Le Parquet national antiterroriste (Pnat) s’est saisi de l’enquête sur le meurtre d’un Tunisien abattu samedi à Puget-sur-Argens, dans le Var. L’acte, qualifié de raciste, aurait été commis avec l’intention de semer la terreur, selon les premiers éléments du dossier.
La victime, un homme né en 1979, a été retrouvée avec cinq impacts de balles. Un autre individu, de nationalité turque, a également été blessé au moment des faits. Le principal suspect, un voisin de la victime, a été interpellé peu après les tirs alors qu’il prenait la fuite à bord de son véhicule, où des armes ont été découvertes : pistolet automatique, fusil à pompe et arme de poing, selon le procureur de Draguignan.

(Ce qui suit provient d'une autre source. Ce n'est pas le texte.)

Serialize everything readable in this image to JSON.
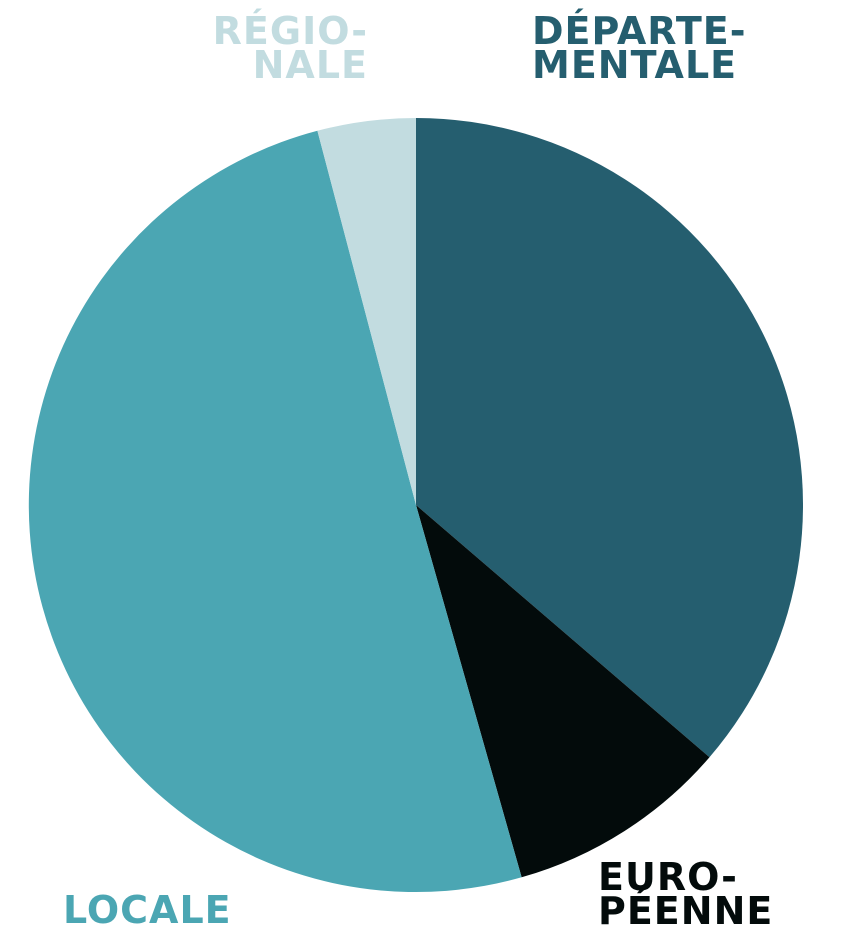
{
  "chart_data": {
    "type": "pie",
    "title": "",
    "start_angle_deg": 0,
    "direction": "clockwise",
    "slices": [
      {
        "label_lines": [
          "DÉPARTE-",
          "MENTALE"
        ],
        "value": 36.3,
        "color": "#255e6f"
      },
      {
        "label_lines": [
          "EURO-",
          "PÉENNE"
        ],
        "value": 9.3,
        "color": "#030b0b"
      },
      {
        "label_lines": [
          "LOCALE"
        ],
        "value": 50.3,
        "color": "#4ba6b3"
      },
      {
        "label_lines": [
          "RÉGIO-",
          "NALE"
        ],
        "value": 4.1,
        "color": "#c2dce0"
      }
    ]
  }
}
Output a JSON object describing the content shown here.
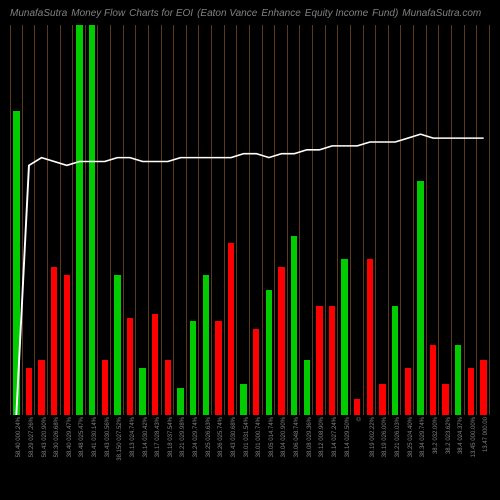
{
  "header": {
    "parts": [
      "MunafaSutra",
      "Money Flow",
      "Charts for EOI",
      "(Eaton Vance",
      "Enhance",
      "Equity Income",
      "Fund)",
      "MunafaSutra.com"
    ]
  },
  "chart": {
    "type": "bar",
    "background_color": "#000000",
    "grid_color": "#5a3a1a",
    "line_color": "#ffffff",
    "colors": {
      "green": "#00cc00",
      "red": "#ff0000"
    },
    "ymax": 100,
    "bars": [
      {
        "value": 78,
        "color": "green",
        "label": "58.40 000.24%"
      },
      {
        "value": 12,
        "color": "red",
        "label": "58.29 027.26%"
      },
      {
        "value": 14,
        "color": "red",
        "label": "58.43 020.90%"
      },
      {
        "value": 38,
        "color": "red",
        "label": "58.30 026.68%"
      },
      {
        "value": 36,
        "color": "red",
        "label": "38.40 029.47%"
      },
      {
        "value": 100,
        "color": "green",
        "label": "38.48 025.47%"
      },
      {
        "value": 100,
        "color": "green",
        "label": "38.41 030.14%"
      },
      {
        "value": 14,
        "color": "red",
        "label": "38.43 030.56%"
      },
      {
        "value": 36,
        "color": "green",
        "label": "38.150 027.52%"
      },
      {
        "value": 25,
        "color": "red",
        "label": "38.13 024.74%"
      },
      {
        "value": 12,
        "color": "green",
        "label": "38.14 030.42%"
      },
      {
        "value": 26,
        "color": "red",
        "label": "38.17 028.43%"
      },
      {
        "value": 14,
        "color": "red",
        "label": "38.18 037.54%"
      },
      {
        "value": 7,
        "color": "green",
        "label": "38.21 029.98%"
      },
      {
        "value": 24,
        "color": "green",
        "label": "38.24 029.74%"
      },
      {
        "value": 36,
        "color": "green",
        "label": "38.25 026.63%"
      },
      {
        "value": 24,
        "color": "red",
        "label": "38.26 025.74%"
      },
      {
        "value": 44,
        "color": "red",
        "label": "38.43 030.68%"
      },
      {
        "value": 8,
        "color": "green",
        "label": "38.01 031.54%"
      },
      {
        "value": 22,
        "color": "red",
        "label": "38.01 000.74%"
      },
      {
        "value": 32,
        "color": "green",
        "label": "38.05 014.74%"
      },
      {
        "value": 38,
        "color": "red",
        "label": "38.04 020.90%"
      },
      {
        "value": 46,
        "color": "green",
        "label": "38.06 048.74%"
      },
      {
        "value": 14,
        "color": "green",
        "label": "38.08 029.36%"
      },
      {
        "value": 28,
        "color": "red",
        "label": "38.12 008.90%"
      },
      {
        "value": 28,
        "color": "red",
        "label": "38.14 027.24%"
      },
      {
        "value": 40,
        "color": "green",
        "label": "38.14 029.50%"
      },
      {
        "value": 4,
        "color": "red",
        "label": "© "
      },
      {
        "value": 40,
        "color": "red",
        "label": "38.19 002.22%"
      },
      {
        "value": 8,
        "color": "red",
        "label": "38.19 026.00%"
      },
      {
        "value": 28,
        "color": "green",
        "label": "38.21 026.03%"
      },
      {
        "value": 12,
        "color": "red",
        "label": "38.25 024.40%"
      },
      {
        "value": 60,
        "color": "green",
        "label": "38.34 029.74%"
      },
      {
        "value": 18,
        "color": "red",
        "label": "38.2 032.00%"
      },
      {
        "value": 8,
        "color": "red",
        "label": "38.2 023.62%"
      },
      {
        "value": 18,
        "color": "green",
        "label": "38.4 024.37%"
      },
      {
        "value": 12,
        "color": "red",
        "label": "13.45 000.00%"
      },
      {
        "value": 14,
        "color": "red",
        "label": "13.47 000.00"
      }
    ],
    "line_points": [
      [
        0,
        100
      ],
      [
        1,
        36
      ],
      [
        2,
        34
      ],
      [
        3,
        35
      ],
      [
        4,
        36
      ],
      [
        5,
        35
      ],
      [
        6,
        35
      ],
      [
        7,
        35
      ],
      [
        8,
        34
      ],
      [
        9,
        34
      ],
      [
        10,
        35
      ],
      [
        11,
        35
      ],
      [
        12,
        35
      ],
      [
        13,
        34
      ],
      [
        14,
        34
      ],
      [
        15,
        34
      ],
      [
        16,
        34
      ],
      [
        17,
        34
      ],
      [
        18,
        33
      ],
      [
        19,
        33
      ],
      [
        20,
        34
      ],
      [
        21,
        33
      ],
      [
        22,
        33
      ],
      [
        23,
        32
      ],
      [
        24,
        32
      ],
      [
        25,
        31
      ],
      [
        26,
        31
      ],
      [
        27,
        31
      ],
      [
        28,
        30
      ],
      [
        29,
        30
      ],
      [
        30,
        30
      ],
      [
        31,
        29
      ],
      [
        32,
        28
      ],
      [
        33,
        29
      ],
      [
        34,
        29
      ],
      [
        35,
        29
      ],
      [
        36,
        29
      ],
      [
        37,
        29
      ]
    ]
  }
}
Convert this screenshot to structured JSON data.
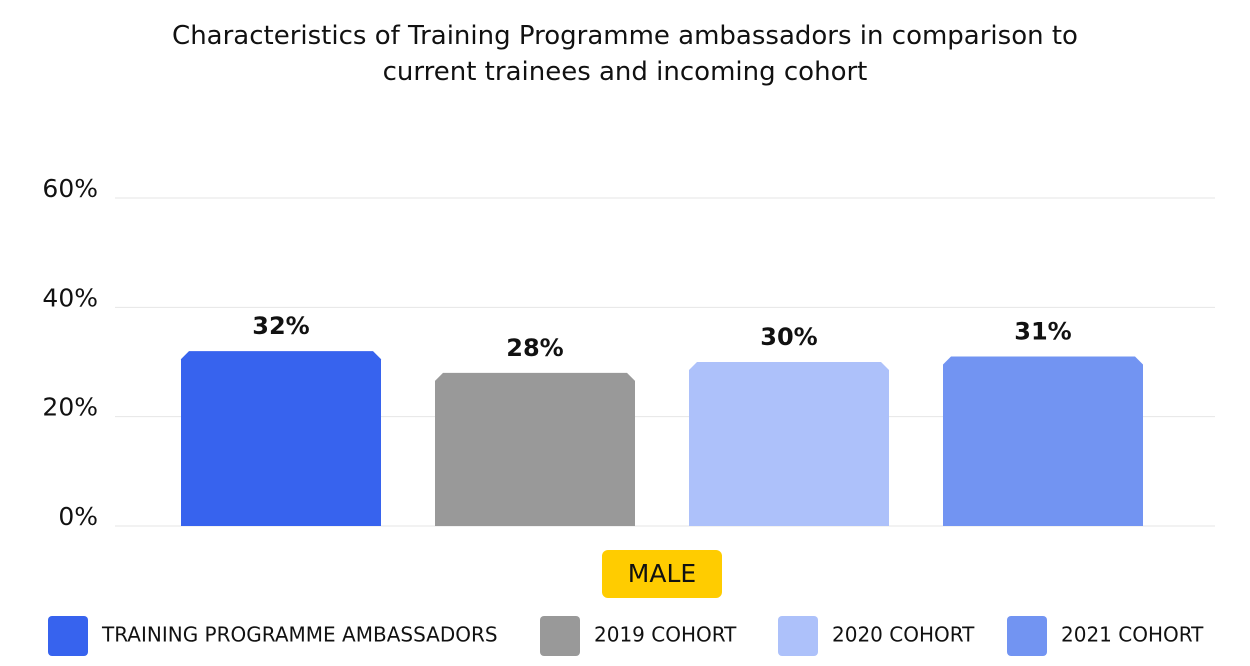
{
  "chart_data": {
    "type": "bar",
    "title": "Characteristics of Training Programme ambassadors in comparison to current trainees and incoming cohort",
    "categories": [
      "MALE"
    ],
    "series": [
      {
        "name": "TRAINING PROGRAMME AMBASSADORS",
        "color": "#3763ee",
        "values": [
          32
        ],
        "value_labels": [
          "32%"
        ]
      },
      {
        "name": "2019 COHORT",
        "color": "#999999",
        "values": [
          28
        ],
        "value_labels": [
          "28%"
        ]
      },
      {
        "name": "2020 COHORT",
        "color": "#adc1fa",
        "values": [
          30
        ],
        "value_labels": [
          "30%"
        ]
      },
      {
        "name": "2021 COHORT",
        "color": "#7294f2",
        "values": [
          31
        ],
        "value_labels": [
          "31%"
        ]
      }
    ],
    "ylim": [
      0,
      60
    ],
    "yticks": [
      {
        "value": 0,
        "label": "0%"
      },
      {
        "value": 20,
        "label": "20%"
      },
      {
        "value": 40,
        "label": "40%"
      },
      {
        "value": 60,
        "label": "60%"
      }
    ],
    "grid": true,
    "legend": "bottom",
    "category_color": "#ffcc00"
  }
}
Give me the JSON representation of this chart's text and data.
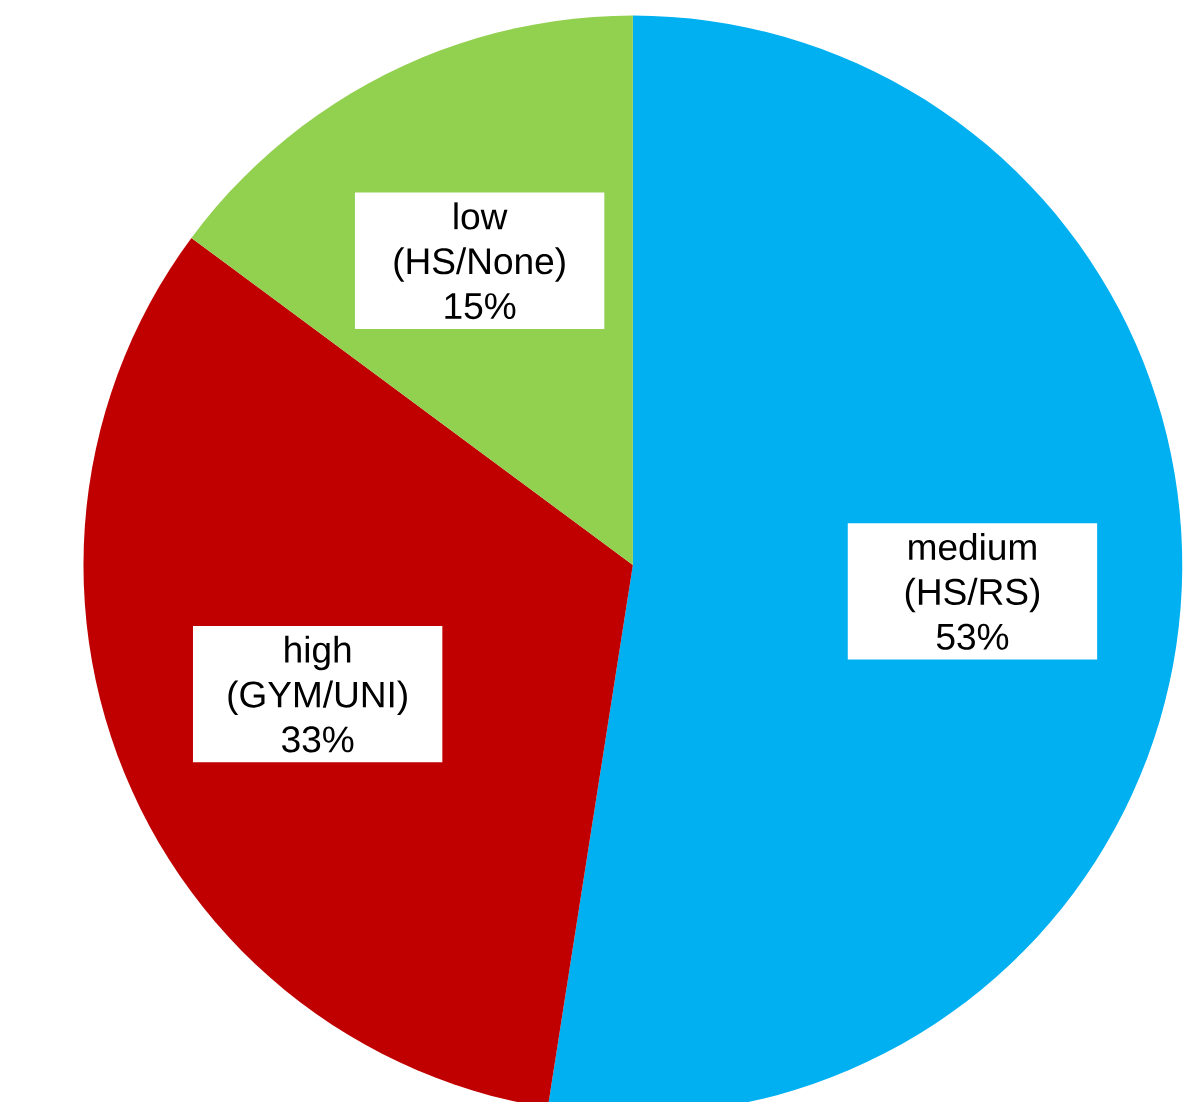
{
  "chart_data": {
    "type": "pie",
    "categories": [
      "medium (HS/RS)",
      "high (GYM/UNI)",
      "low (HS/None)"
    ],
    "values": [
      53,
      33,
      15
    ],
    "colors": [
      "#00b0f0",
      "#c00000",
      "#92d050"
    ],
    "value_labels": [
      "53%",
      "33%",
      "15%"
    ]
  }
}
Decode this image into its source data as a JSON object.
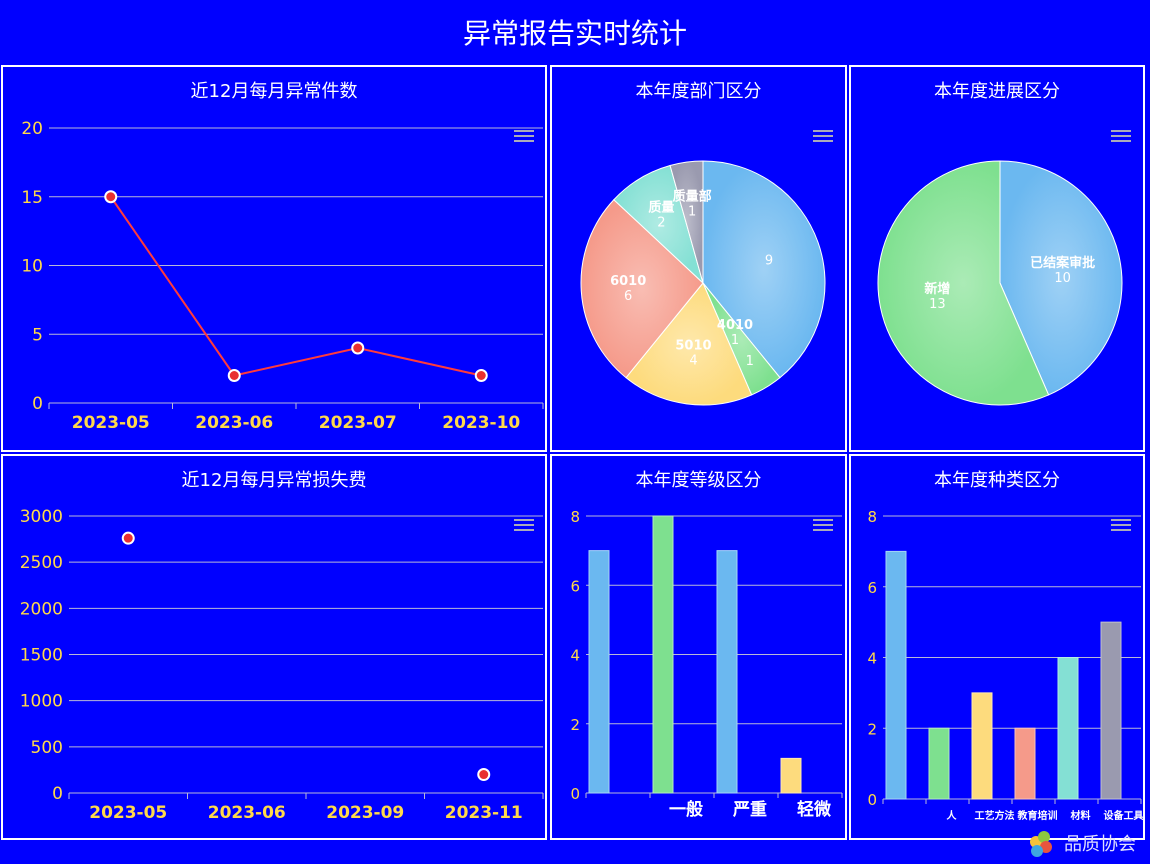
{
  "page": {
    "title": "异常报告实时统计"
  },
  "colors": {
    "background": "#0000FF",
    "axis_text": "#ffd94a",
    "line": "#ff3b3b",
    "point": "#e83030",
    "palette": [
      "#6bb8f0",
      "#7ee08f",
      "#fddb7d",
      "#f59a8a",
      "#84e0d4",
      "#9a9aaf"
    ]
  },
  "chart_data": [
    {
      "id": "monthly-count",
      "type": "line",
      "title": "近12月每月异常件数",
      "categories": [
        "2023-05",
        "2023-06",
        "2023-07",
        "2023-10"
      ],
      "values": [
        15,
        2,
        4,
        2
      ],
      "ylim": [
        0,
        20
      ],
      "yticks": [
        "0",
        "5",
        "10",
        "15",
        "20"
      ],
      "grid": true
    },
    {
      "id": "dept-pie",
      "type": "pie",
      "title": "本年度部门区分",
      "slices": [
        {
          "label": "",
          "value": 9
        },
        {
          "label": "",
          "value": 1
        },
        {
          "label": "5010",
          "value": 4
        },
        {
          "label": "6010",
          "value": 6
        },
        {
          "label": "质量",
          "value": 2
        },
        {
          "label": "质量部",
          "value": 1
        }
      ],
      "extra_labels": [
        {
          "label": "4010",
          "value": 1
        }
      ]
    },
    {
      "id": "progress-pie",
      "type": "pie",
      "title": "本年度进展区分",
      "slices": [
        {
          "label": "已结案审批",
          "value": 10
        },
        {
          "label": "新增",
          "value": 13
        }
      ]
    },
    {
      "id": "monthly-loss",
      "type": "scatter",
      "title": "近12月每月异常损失费",
      "categories": [
        "2023-05",
        "2023-06",
        "2023-09",
        "2023-11"
      ],
      "values": [
        2760,
        null,
        null,
        200
      ],
      "ylim": [
        0,
        3000
      ],
      "yticks": [
        "0",
        "500",
        "1000",
        "1500",
        "2000",
        "2500",
        "3000"
      ],
      "grid": true
    },
    {
      "id": "level-bar",
      "type": "bar",
      "title": "本年度等级区分",
      "categories": [
        "",
        "一般",
        "严重",
        "轻微"
      ],
      "values": [
        7,
        8,
        7,
        1
      ],
      "ylim": [
        0,
        8
      ],
      "yticks": [
        "0",
        "2",
        "4",
        "6",
        "8"
      ],
      "grid": true
    },
    {
      "id": "type-bar",
      "type": "bar",
      "title": "本年度种类区分",
      "categories": [
        "",
        "人",
        "工艺方法",
        "教育培训",
        "材料",
        "设备工具"
      ],
      "values": [
        7,
        2,
        3,
        2,
        4,
        5
      ],
      "ylim": [
        0,
        8
      ],
      "yticks": [
        "0",
        "2",
        "4",
        "6",
        "8"
      ],
      "grid": true
    }
  ],
  "watermark": {
    "text": "品质协会"
  }
}
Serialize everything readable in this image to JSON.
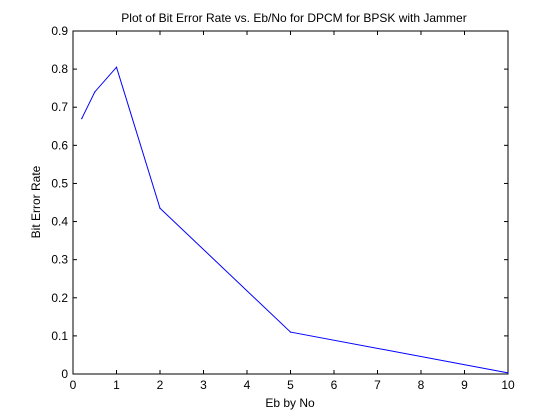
{
  "chart_data": {
    "type": "line",
    "title": "Plot of Bit Error Rate vs. Eb/No for DPCM for BPSK with Jammer",
    "xlabel": "Eb by No",
    "ylabel": "Bit Error Rate",
    "xlim": [
      0,
      10
    ],
    "ylim": [
      0,
      0.9
    ],
    "xticks": [
      0,
      1,
      2,
      3,
      4,
      5,
      6,
      7,
      8,
      9,
      10
    ],
    "yticks": [
      0,
      0.1,
      0.2,
      0.3,
      0.4,
      0.5,
      0.6,
      0.7,
      0.8,
      0.9
    ],
    "xtick_labels": [
      "0",
      "1",
      "2",
      "3",
      "4",
      "5",
      "6",
      "7",
      "8",
      "9",
      "10"
    ],
    "ytick_labels": [
      "0",
      "0.1",
      "0.2",
      "0.3",
      "0.4",
      "0.5",
      "0.6",
      "0.7",
      "0.8",
      "0.9"
    ],
    "grid": false,
    "legend": "none",
    "series": [
      {
        "color": "#0000ff",
        "x": [
          0.2,
          0.5,
          1,
          2,
          5,
          10
        ],
        "y": [
          0.67,
          0.74,
          0.805,
          0.435,
          0.11,
          0.003
        ]
      }
    ]
  },
  "colors": {
    "line": "#0000ff",
    "axes": "#000000",
    "background": "#ffffff"
  }
}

Une enquête confiée à la DGSI et à la SDAT
Placé en garde à vue, l’homme, né en 1971 et de nationalité française, est décrit comme un adepte du tir sportif. L’enquête, désormais menée par la Direction générale de la sécurité intérieure (DGSI) et la Sous-direction antiterroriste (SDAT), a été ouverte pour assassinat et tentative d’assassinat en lien avec une entreprise terroriste, mais aussi pour association de malfaiteurs terroriste criminelle.
Le suspect avait diffusé deux vidéos à caractère raciste sur un réseau social, avant et après le passage à l’acte. Selon le Pnat, « la portée que le mis en cause a lui-même entendu donner à son acte va au-delà de l’action individuelle commise, avec une volonté de troubler l’ordre public par la terreur ».
Un mobile raciste revendiqué par l’auteur présumé
D’après Le Parisien, l’homme aurait affirmé dans l’une de ses vidéos « prêter allégeance au drapeau français » et incité les Français à « tirer » sur les personnes d’origine étrangère. Des propos qui ont renforcé les soupçons d’un crime à motivation raciste.
Le ministre de l’Intérieur, Bruno Retailleau, a fermement condamné les faits, les qualifiant de « racistes » et « prémédités ». Il a affirmé que « chaque acte raciste est un acte antifrançais », appelant à une mobilisation contre « le poison qui tue », lors d’une déclaration à l’issue d’un échange avec le Premier ministre François Bayrou.
Dans la soirée, il s’est entretenu avec son homologue tunisien, Khaled Nouri, qui a exprimé sa vive émotion et appelé à des garanties de sécurité pour les ressortissants tunisiens vivant en France. « Ce crime a suscité un profond mécontentement et une profonde tristesse dans l’opinion publique tunisienne », a souligné M. Nouri dans un communiqué officiel.
Réactions politiques et appel à l’unité républicaine
Les réactions politiques ont été nombreuses. Le chef de file de La France insoumise, Jean-Luc Mélenchon, a dénoncé un « infâme meurtre raciste » et critiqué la communication de Bruno Retailleau. Il a appelé à ne pas attiser la haine, déclarant : « Tous les Français informés constatent la faillite dangereuse de Bruno Retailleau ».
La présidente de l’Assemblée nationale, Yaël Braun-Pivet, a pour sa part évoqué un crime « odieux et révoltant » et condamné les « immondes vidéos xénophobes » de l’auteur présumé. Elle a lancé un appel : « Mobilisons-nous pour la République et contre les poisons du racisme, de la haine et de la division ».
L’association SOS Racisme a elle aussi réagi, dénonçant dans un communiqué un « double crime » et accusant le « camp du racisme » d’avoir légitimé la haine sous toutes ses formes.
L’alerte a été donnée par la compagne du suspect. Les forces de l’ordre, assistées par l’unité locale du GIGN, sont intervenues rapidement pour procéder à l’interpellation du suspect.